Per l’Università di Catania – co-organizzatore dell’evento con l’Università Cattolica del Sacro Cuore di Milano – sono intervenute le docenti Margherita Ferrante, co-chair della conferenza, e Gea Oliveri Conti, entrambe del Dipartimento di Scienze mediche, chirurgiche e tecnologiche avanzate "Ingrassia", rispettivamente con le relazioni su “Standardizzazione di metodi per la quantificazione di micro e nanoplastiche” e “Microplastiche: il rischio invisibile e sottovalutato nella catena alimentare”.

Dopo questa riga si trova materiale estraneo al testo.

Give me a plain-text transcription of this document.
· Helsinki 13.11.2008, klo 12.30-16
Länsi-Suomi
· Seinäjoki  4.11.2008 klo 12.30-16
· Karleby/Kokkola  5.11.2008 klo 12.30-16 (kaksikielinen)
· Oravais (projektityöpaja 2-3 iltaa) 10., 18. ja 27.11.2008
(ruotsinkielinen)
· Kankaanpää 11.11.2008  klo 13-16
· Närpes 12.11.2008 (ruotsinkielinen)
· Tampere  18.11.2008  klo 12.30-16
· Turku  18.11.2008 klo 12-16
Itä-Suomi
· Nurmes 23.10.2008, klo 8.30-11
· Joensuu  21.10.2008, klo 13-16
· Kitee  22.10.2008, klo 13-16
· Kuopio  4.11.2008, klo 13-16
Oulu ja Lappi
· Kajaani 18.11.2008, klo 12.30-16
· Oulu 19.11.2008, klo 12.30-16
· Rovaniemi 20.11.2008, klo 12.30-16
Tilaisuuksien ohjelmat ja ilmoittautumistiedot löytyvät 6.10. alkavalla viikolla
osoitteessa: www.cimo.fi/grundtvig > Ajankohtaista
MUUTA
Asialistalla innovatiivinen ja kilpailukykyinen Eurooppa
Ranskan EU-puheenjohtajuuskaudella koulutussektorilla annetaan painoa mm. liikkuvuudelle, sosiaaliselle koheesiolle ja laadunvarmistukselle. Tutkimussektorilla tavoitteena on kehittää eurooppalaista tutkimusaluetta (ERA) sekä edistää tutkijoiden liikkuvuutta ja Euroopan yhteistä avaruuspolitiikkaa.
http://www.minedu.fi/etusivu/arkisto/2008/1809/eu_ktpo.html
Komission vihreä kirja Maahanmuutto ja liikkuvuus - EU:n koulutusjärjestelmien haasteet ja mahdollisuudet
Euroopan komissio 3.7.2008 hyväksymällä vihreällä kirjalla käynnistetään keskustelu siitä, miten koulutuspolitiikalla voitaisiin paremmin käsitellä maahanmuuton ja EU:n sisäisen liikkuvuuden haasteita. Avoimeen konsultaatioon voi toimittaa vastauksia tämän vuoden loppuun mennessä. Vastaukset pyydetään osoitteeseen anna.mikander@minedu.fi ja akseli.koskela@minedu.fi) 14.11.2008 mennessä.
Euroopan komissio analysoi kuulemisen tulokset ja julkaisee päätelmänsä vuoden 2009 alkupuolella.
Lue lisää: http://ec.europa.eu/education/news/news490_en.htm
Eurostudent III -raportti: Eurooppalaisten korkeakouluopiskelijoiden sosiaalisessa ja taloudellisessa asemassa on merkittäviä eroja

Da sinistra Edoardo Puglisi dell'Università Cattolica di Milano, Damia Barceló Cullerèsuno della IDAEA-CSIC e Margherita Ferrante dell'Università di Catania
Standardizzazione di metodi per la quantificazione di micro e nanoplastiche
«La contaminazione da micro e nanoplastiche, oltre a matrici ambientali, colpisce in modo importante i prodotti alimentari, che diventano così uno dei principali fonti di esposizione umana – spiega la prof.ssa Margherita Ferrante -. L'esposizione riguarda gli effetti relativi alla struttura molecolare e alle sostanze chimiche associate alla plastica che potrebbero avere sulla salute umana. È quindi sempre più necessario individuare metodi validi e riproducibili per la valutazione del rischio associato alla filiera agroalimentare e per la sua riduzione».
«In questo contesto il gruppo di ricerca del Laboratorio di Igiene Ambientale e degli Alimenti del MedClin ha brevettato un metodo validato per la ricerca di micro e nanoplastiche nei prodotti agroalimentari e successivamente anche per ricerche nel suolo», ha aggiunto la docente.
«Questo metodo, in grado di rilevare anche le nanoparticelle, permette di misurare tutte le particelle plastiche contenute nell'oggetto analizzato nei campioni - ha spiegato la prof.ssa Ferrante -. Il metodo applicato per la ricerca di micro e nanoplastiche in varie prodotti alimentari e terreni apre, quindi, nuovi scenari di esposizione e consente una visione più precisa sulla valutazione della quantità di microplastiche disperse nell’ambiente e negli alimenti, ma anche in campioni biologici animali e umani. Lo studio sugli organismi viventi permetterà di stabilire nel modo migliore gli effetti di questi contaminanti e al tempo stesso valutare i sistemi per ridurre e minimizzare il rischio per l’uomo».
Un momento dell'intervento della prof.ssa Margherita Ferrante
Microplastiche: il rischio invisibile e sottovalutato nella catena alimentare
«L’inquinamento da plastica rappresenta una minaccia per gli ecosistemi, la fauna selvatica e i mezzi di sussistenza delle persone nel mondo – spiega la prof.ssa Gea Oliveri Conti -. Continuando su questa strada ci sarà più plastica che pesci nel mare entro il 2050. La classificazione delle microplastiche (MP) dipende dalle dimensioni delle micro e nanoplastiche che sono le più pericolose per le loro capacità di essere assorbite nei tessuti e nelle cellule. La rete alimentare è completamente “colpita” dall’inquinamento da plastica».
«Diversi aspetti delle microplastiche negli alimenti sono stati dibattuti nell’ultimo Rapporto della FAO, ma tutti i dati sono comunque sottostimati – ha evidenziato la docente -. Le metodologie attuali applicati nell'estrazione e nel rilevamento della microplastica non consentono l’eliminazione e il recupero di tutte le microplastiche, comprese le nanoplastiche. Questi limiti influiscono sulla qualità di gran parte dei dati oggi disponibili in letteratura».
«Tutti gli alimenti utilizzati dall’uomo come il miele, l’acqua del rubinetto o in bottiglia, la frutta e la carne, lo zucchero, il sale da cucina, le verdure e il pesce sono colpiti dall'inquinamento da microplastiche. Tutto ciò rappresenta un pericolo per la salute umana così come dimostrato dai recenti studi», ha detto in chiusura di intervento la prof.ssa Oliveri Conti.